After a five-hour video call with the European Union’s 27 leaders on Thursday, von der Leyen told reporters that it was “important to have a European solution” to establish certificates to enable countries to reopen to travel because “Google and Apple are already offering solutions to the World Health Organization.”
Within hours, a spokesperson from the WHO said “neither Google nor Apple” were involved in the process and a person familiar with Apple’s position suggested that von der Leyen had misunderstood.
On Friday, a person close to the commission president said that her understanding was now that experts from some technology companies are working with the WHO on a private basis, but Apple employees aren’t among them.
The debate on the summit call focused on how to haul EU nations back to a form of normalcy after a pandemic that’s claimed more than 500,000 lives and shut down large parts of their economies. While there was broad support for vaccine passports of some sort, leaders couldn’t agree on the privileges they would grant, raising questions over the summer tourist season in some of the bloc’s hardest hit countries.
“We have all agreed that we need vaccine certificates,” German Chancellor Angela Merkel told reporters after the talks on Thursday. “In the future, it will certainly be good to have such a certificate but that will not mean that only those who have such a passport will be able to travel; about that, no political decisions have been made yet.”
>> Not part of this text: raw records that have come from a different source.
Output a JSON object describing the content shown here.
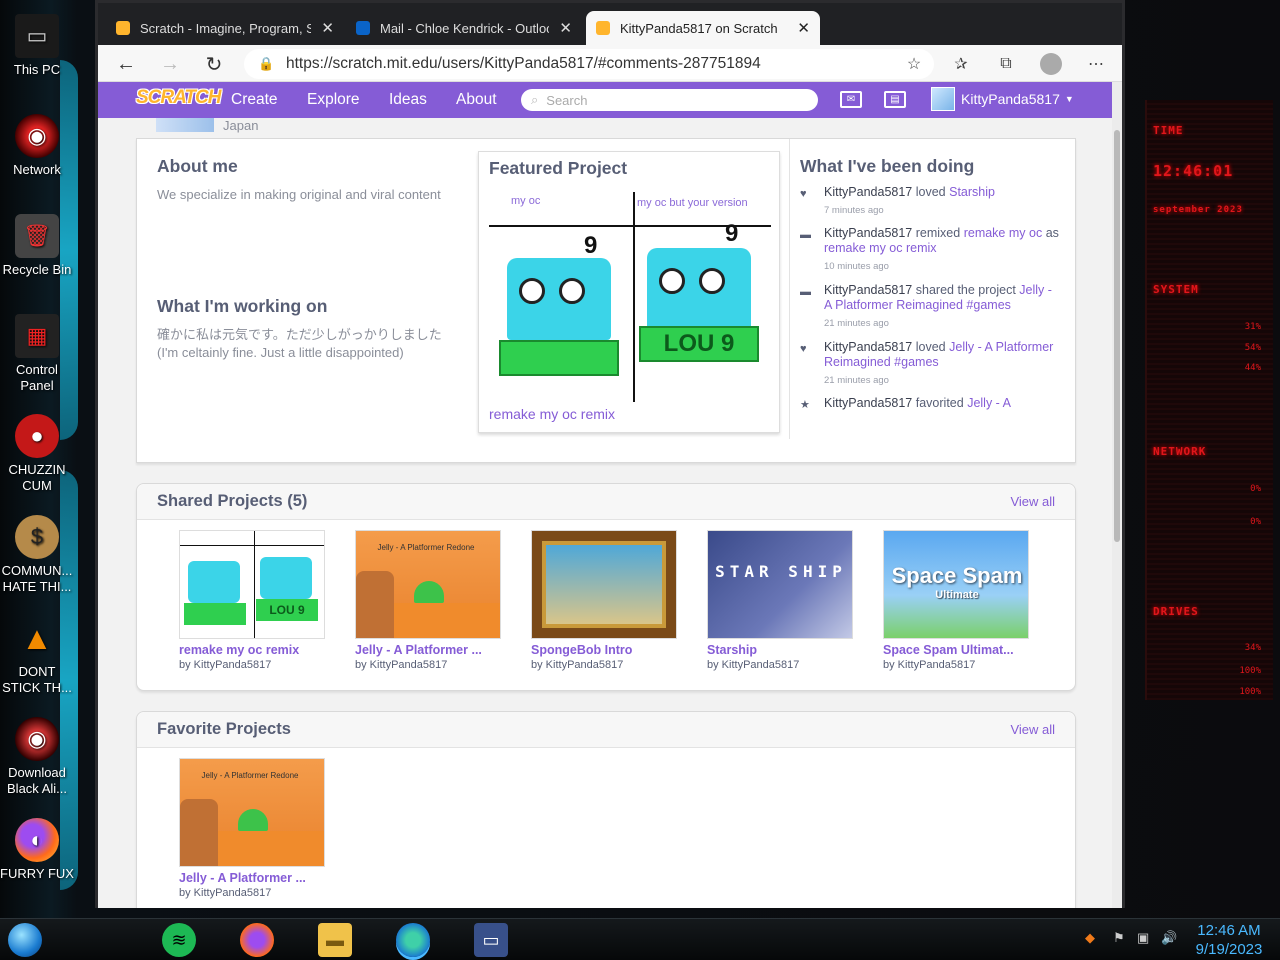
{
  "desktop": {
    "icons": [
      {
        "label": "This PC"
      },
      {
        "label": "Network"
      },
      {
        "label": "Recycle Bin"
      },
      {
        "label": "Control Panel"
      },
      {
        "label": "CHUZZIN CUM"
      },
      {
        "label": "COMMUN... HATE THI..."
      },
      {
        "label": "DONT STICK TH..."
      },
      {
        "label": "Download Black Ali..."
      },
      {
        "label": "FURRY FUX"
      }
    ],
    "widget": {
      "time_label": "TIME",
      "time_value": "12:46:01",
      "date_value": "september 2023",
      "system_label": "SYSTEM",
      "sys_vals": [
        "31%",
        "54%",
        "44%"
      ],
      "network_label": "NETWORK",
      "net_vals": [
        "0%",
        "0%"
      ],
      "drives_label": "DRIVES",
      "drive_vals": [
        "34%",
        "100%",
        "100%"
      ]
    }
  },
  "browser": {
    "tabs": [
      {
        "title": "Scratch - Imagine, Program, Sha",
        "icon": "scratch-favicon"
      },
      {
        "title": "Mail - Chloe Kendrick - Outlook",
        "icon": "outlook-favicon"
      },
      {
        "title": "KittyPanda5817 on Scratch",
        "icon": "scratch-favicon",
        "active": true
      }
    ],
    "url": "https://scratch.mit.edu/users/KittyPanda5817/#comments-287751894"
  },
  "scratch_nav": {
    "logo": "SCRATCH",
    "links": [
      "Create",
      "Explore",
      "Ideas",
      "About"
    ],
    "search_placeholder": "Search",
    "username": "KittyPanda5817"
  },
  "profile": {
    "location": "Japan",
    "about_me_title": "About me",
    "about_me_text": "We specialize in making original and viral content",
    "working_on_title": "What I'm working on",
    "working_on_text_1": "確かに私は元気です。ただ少しがっかりしました",
    "working_on_text_2": "(I'm celtainly fine. Just a little disappointed)",
    "featured_title": "Featured Project",
    "featured_name": "remake my oc remix",
    "featured_thumb_left": "my oc",
    "featured_thumb_right": "my oc but your version",
    "activity_title": "What I've been doing",
    "activity": [
      {
        "icon": "heart-icon",
        "user": "KittyPanda5817",
        "verb": "loved",
        "target": "Starship",
        "ago": "7 minutes ago"
      },
      {
        "icon": "remix-icon",
        "user": "KittyPanda5817",
        "verb": "remixed",
        "target": "remake my oc",
        "extra": "as",
        "target2": "remake my oc remix",
        "ago": "10 minutes ago"
      },
      {
        "icon": "share-icon",
        "user": "KittyPanda5817",
        "verb": "shared the project",
        "target": "Jelly - A Platformer Reimagined #games",
        "ago": "21 minutes ago"
      },
      {
        "icon": "heart-icon",
        "user": "KittyPanda5817",
        "verb": "loved",
        "target": "Jelly - A Platformer Reimagined #games",
        "ago": "21 minutes ago"
      },
      {
        "icon": "star-icon",
        "user": "KittyPanda5817",
        "verb": "favorited",
        "target": "Jelly - A",
        "ago": ""
      }
    ]
  },
  "shared": {
    "title": "Shared Projects (5)",
    "view_all": "View all",
    "projects": [
      {
        "title": "remake my oc remix",
        "by": "by KittyPanda5817"
      },
      {
        "title": "Jelly - A Platformer ...",
        "by": "by KittyPanda5817",
        "thumb_text": "Jelly - A Platformer Redone"
      },
      {
        "title": "SpongeBob Intro",
        "by": "by KittyPanda5817"
      },
      {
        "title": "Starship",
        "by": "by KittyPanda5817",
        "thumb_text": "STAR SHIP"
      },
      {
        "title": "Space Spam Ultimat...",
        "by": "by KittyPanda5817",
        "thumb_text": "Space Spam",
        "thumb_sub": "Ultimate"
      }
    ]
  },
  "favorites": {
    "title": "Favorite Projects",
    "view_all": "View all",
    "projects": [
      {
        "title": "Jelly - A Platformer ...",
        "by": "by KittyPanda5817",
        "thumb_text": "Jelly - A Platformer Redone"
      }
    ]
  },
  "taskbar": {
    "time": "12:46 AM",
    "date": "9/19/2023"
  },
  "colors": {
    "scratch_purple": "#855cd6",
    "text_gray": "#575e75",
    "clock_blue": "#4ab9ff",
    "widget_red": "#e0161b"
  }
}
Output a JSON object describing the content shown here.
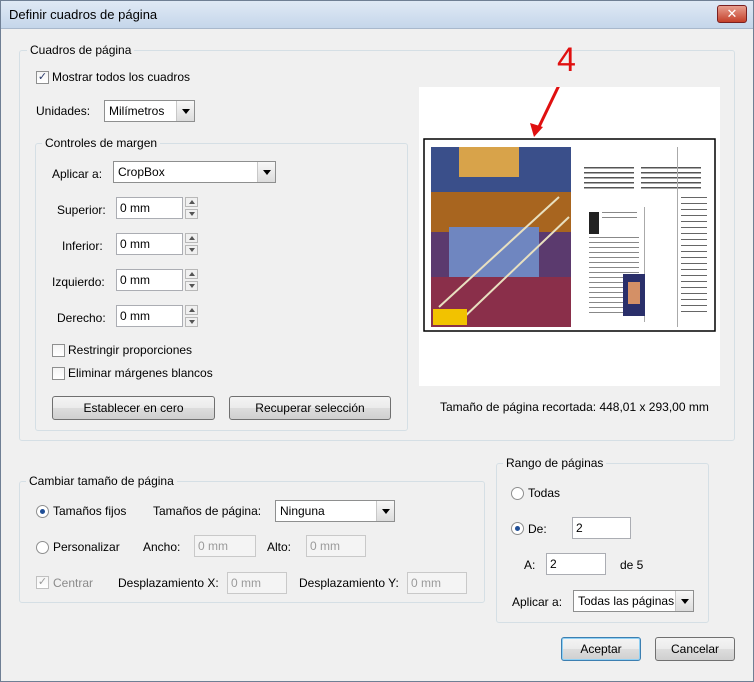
{
  "window": {
    "title": "Definir cuadros de página",
    "close_symbol": "✕"
  },
  "page_boxes": {
    "legend": "Cuadros de página",
    "show_all_label": "Mostrar todos los cuadros",
    "show_all_checked": true,
    "units_label": "Unidades:",
    "units_value": "Milímetros",
    "preview_number": "4",
    "size_text": "Tamaño de página recortada: 448,01 x 293,00 mm"
  },
  "margin_controls": {
    "legend": "Controles de margen",
    "apply_label": "Aplicar a:",
    "apply_value": "CropBox",
    "top_label": "Superior:",
    "top_value": "0 mm",
    "bottom_label": "Inferior:",
    "bottom_value": "0 mm",
    "left_label": "Izquierdo:",
    "left_value": "0 mm",
    "right_label": "Derecho:",
    "right_value": "0 mm",
    "constrain_label": "Restringir proporciones",
    "remove_white_label": "Eliminar márgenes blancos",
    "set_zero_label": "Establecer en cero",
    "revert_label": "Recuperar selección"
  },
  "resize": {
    "legend": "Cambiar tamaño de página",
    "fixed_label": "Tamaños fijos",
    "page_sizes_label": "Tamaños de página:",
    "page_sizes_value": "Ninguna",
    "custom_label": "Personalizar",
    "width_label": "Ancho:",
    "width_value": "0 mm",
    "height_label": "Alto:",
    "height_value": "0 mm",
    "center_label": "Centrar",
    "xoffset_label": "Desplazamiento X:",
    "xoffset_value": "0 mm",
    "yoffset_label": "Desplazamiento Y:",
    "yoffset_value": "0 mm"
  },
  "range": {
    "legend": "Rango de páginas",
    "all_label": "Todas",
    "from_label": "De:",
    "from_value": "2",
    "to_label": "A:",
    "to_value": "2",
    "of_text": "de 5",
    "apply_label": "Aplicar a:",
    "apply_value": "Todas las páginas"
  },
  "buttons": {
    "ok": "Aceptar",
    "cancel": "Cancelar"
  },
  "colors": {
    "arrow": "#e01010",
    "accent": "#1f4e96"
  }
}
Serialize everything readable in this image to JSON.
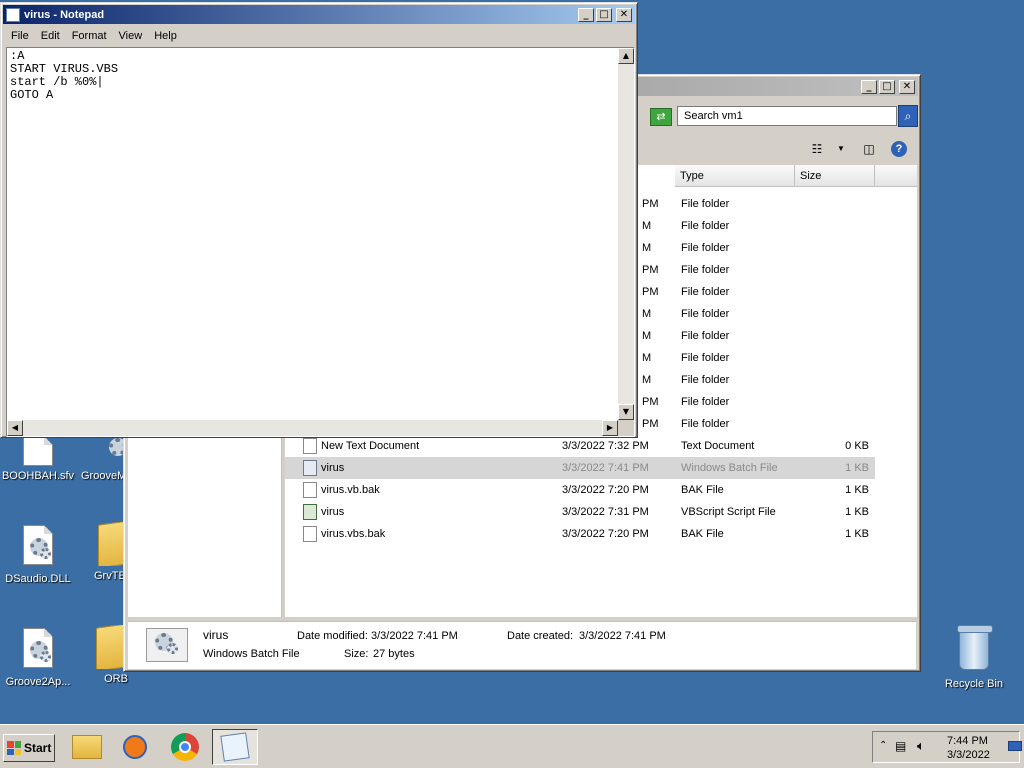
{
  "notepad": {
    "title": "virus - Notepad",
    "menu": [
      "File",
      "Edit",
      "Format",
      "View",
      "Help"
    ],
    "content": ":A\nSTART VIRUS.VBS\nstart /b %0%|\nGOTO A"
  },
  "explorer": {
    "search_placeholder": "Search vm1",
    "columns": {
      "type": "Type",
      "size": "Size"
    },
    "folder_rows": [
      {
        "date": "PM",
        "type": "File folder"
      },
      {
        "date": "M",
        "type": "File folder"
      },
      {
        "date": "M",
        "type": "File folder"
      },
      {
        "date": "PM",
        "type": "File folder"
      },
      {
        "date": "PM",
        "type": "File folder"
      },
      {
        "date": "M",
        "type": "File folder"
      },
      {
        "date": "M",
        "type": "File folder"
      },
      {
        "date": "M",
        "type": "File folder"
      },
      {
        "date": "M",
        "type": "File folder"
      },
      {
        "date": "PM",
        "type": "File folder"
      },
      {
        "date": "PM",
        "type": "File folder"
      }
    ],
    "files": [
      {
        "name": "New Text Document",
        "date": "3/3/2022 7:32 PM",
        "type": "Text Document",
        "size": "0 KB",
        "icon": "text-document-icon"
      },
      {
        "name": "virus",
        "date": "3/3/2022 7:41 PM",
        "type": "Windows Batch File",
        "size": "1 KB",
        "icon": "batch-file-icon"
      },
      {
        "name": "virus.vb.bak",
        "date": "3/3/2022 7:20 PM",
        "type": "BAK File",
        "size": "1 KB",
        "icon": "bak-file-icon"
      },
      {
        "name": "virus",
        "date": "3/3/2022 7:31 PM",
        "type": "VBScript Script File",
        "size": "1 KB",
        "icon": "vbscript-file-icon"
      },
      {
        "name": "virus.vbs.bak",
        "date": "3/3/2022 7:20 PM",
        "type": "BAK File",
        "size": "1 KB",
        "icon": "bak-file-icon"
      }
    ],
    "details": {
      "name": "virus",
      "type": "Windows Batch File",
      "modified_label": "Date modified:",
      "modified_value": "3/3/2022 7:41 PM",
      "created_label": "Date created:",
      "created_value": "3/3/2022 7:41 PM",
      "size_label": "Size:",
      "size_value": "27 bytes"
    }
  },
  "desktop": {
    "icons": [
      {
        "label": "BOOHBAH.sfv"
      },
      {
        "label": "GrooveM"
      },
      {
        "label": "DSaudio.DLL"
      },
      {
        "label": "GrvTE"
      },
      {
        "label": "Groove2Ap..."
      },
      {
        "label": "ORB"
      },
      {
        "label": "Recycle Bin"
      }
    ]
  },
  "taskbar": {
    "start_label": "Start",
    "time": "7:44 PM",
    "date": "3/3/2022"
  },
  "colors": {
    "desktop": "#3a6ea5",
    "title_active": "#0a246a",
    "selected_row": "#d6d6d6"
  }
}
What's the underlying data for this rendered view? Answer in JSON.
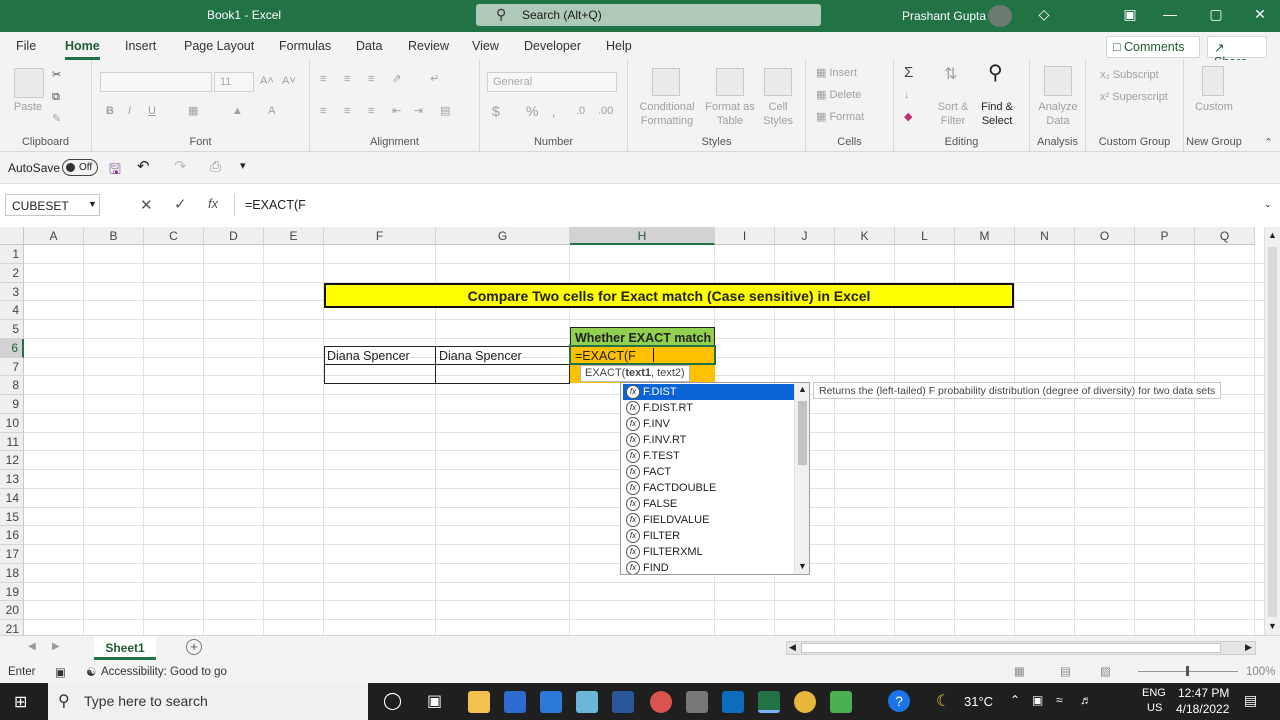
{
  "titlebar": {
    "title": "Book1  -  Excel",
    "search_placeholder": "Search (Alt+Q)",
    "user": "Prashant Gupta"
  },
  "menu": {
    "tabs": [
      "File",
      "Home",
      "Insert",
      "Page Layout",
      "Formulas",
      "Data",
      "Review",
      "View",
      "Developer",
      "Help"
    ],
    "active": "Home",
    "comments": "Comments",
    "share": "Share"
  },
  "ribbon": {
    "clipboard": {
      "label": "Clipboard",
      "paste": "Paste"
    },
    "font": {
      "label": "Font",
      "size": "11"
    },
    "alignment": {
      "label": "Alignment"
    },
    "number": {
      "label": "Number",
      "format": "General"
    },
    "styles": {
      "label": "Styles",
      "conditional": "Conditional\nFormatting",
      "format_table": "Format as\nTable",
      "cell_styles": "Cell\nStyles"
    },
    "cells": {
      "label": "Cells",
      "insert": "Insert",
      "delete": "Delete",
      "format": "Format"
    },
    "editing": {
      "label": "Editing",
      "sort": "Sort &\nFilter",
      "find": "Find &\nSelect"
    },
    "analysis": {
      "label": "Analysis",
      "analyze": "Analyze\nData"
    },
    "custom_group": {
      "label": "Custom Group",
      "subscript": "Subscript",
      "superscript": "Superscript"
    },
    "new_group": {
      "label": "New Group",
      "custom": "Custom"
    }
  },
  "qat": {
    "autosave": "AutoSave",
    "toggle": "Off"
  },
  "formula_bar": {
    "name_box": "CUBESET",
    "formula": "=EXACT(F"
  },
  "columns": [
    "A",
    "B",
    "C",
    "D",
    "E",
    "F",
    "G",
    "H",
    "I",
    "J",
    "K",
    "L",
    "M",
    "N",
    "O",
    "P",
    "Q"
  ],
  "rows": [
    "1",
    "2",
    "3",
    "4",
    "5",
    "6",
    "7",
    "8",
    "9",
    "10",
    "11",
    "12",
    "13",
    "14",
    "15",
    "16",
    "17",
    "18",
    "19",
    "20",
    "21"
  ],
  "sheet": {
    "title": "Compare Two cells for Exact match (Case sensitive) in Excel",
    "header_h5": "Whether EXACT match",
    "f6": "Diana Spencer",
    "g6": "Diana Spencer",
    "h6": "=EXACT(F",
    "tooltip_fn": "EXACT(",
    "tooltip_arg1": "text1",
    "tooltip_rest": ", text2)"
  },
  "autocomplete": {
    "items": [
      "F.DIST",
      "F.DIST.RT",
      "F.INV",
      "F.INV.RT",
      "F.TEST",
      "FACT",
      "FACTDOUBLE",
      "FALSE",
      "FIELDVALUE",
      "FILTER",
      "FILTERXML",
      "FIND"
    ],
    "selected_index": 0,
    "description": "Returns the (left-tailed) F probability distribution (degree of diversity) for two data sets"
  },
  "sheet_tabs": {
    "active": "Sheet1"
  },
  "status": {
    "mode": "Enter",
    "accessibility": "Accessibility: Good to go",
    "zoom": "100%"
  },
  "taskbar": {
    "search": "Type here to search",
    "temp": "31°C",
    "lang1": "ENG",
    "lang2": "US",
    "time": "12:47 PM",
    "date": "4/18/2022"
  },
  "colors": {
    "excel_green": "#217346",
    "title_fill": "#ffff00",
    "header_fill": "#92d050",
    "active_fill": "#ffc000",
    "selection_blue": "#0a64d6"
  }
}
Europe’s leaders have been anxious to find a response after facing criticism for a vaccination program that lagged behind the U.S. and U.K. There’s also the prospect of a third wave of infections leading again to stricter lockdowns.
The growing support for a digital certificate with common criteria such as vaccination, negative testing or immunity was helped by Merkel seeming to soften her stance on the matter, backing work on such a document, according to two people familiar with her remarks.
The Greek government, one of those most urgently pushing to restart travel, also flagged up the risk that tech firms could step into the gap that EU governments have left.
“If we as European Union don’t provide a solution, somebody else will, whether it’s going to be the U.S. big tech companies or somebody else, the solution will be provided,” Alex Patelis, chief economic adviser to Greek Prime Minister Kyriakos Mitsotakis, told Bloomberg. “Let’s get the infrastructure ready.”
While Europe’s bloc’s tourism-dependent economies, which suffered the steepest contractions last year, are determined to open their doors to those who have been inoculated, others have resisted such moves, citing a lack of convincing evidence that vaccination halts transmission as well as concerns over granting certain citizens special privileges and legal considerations.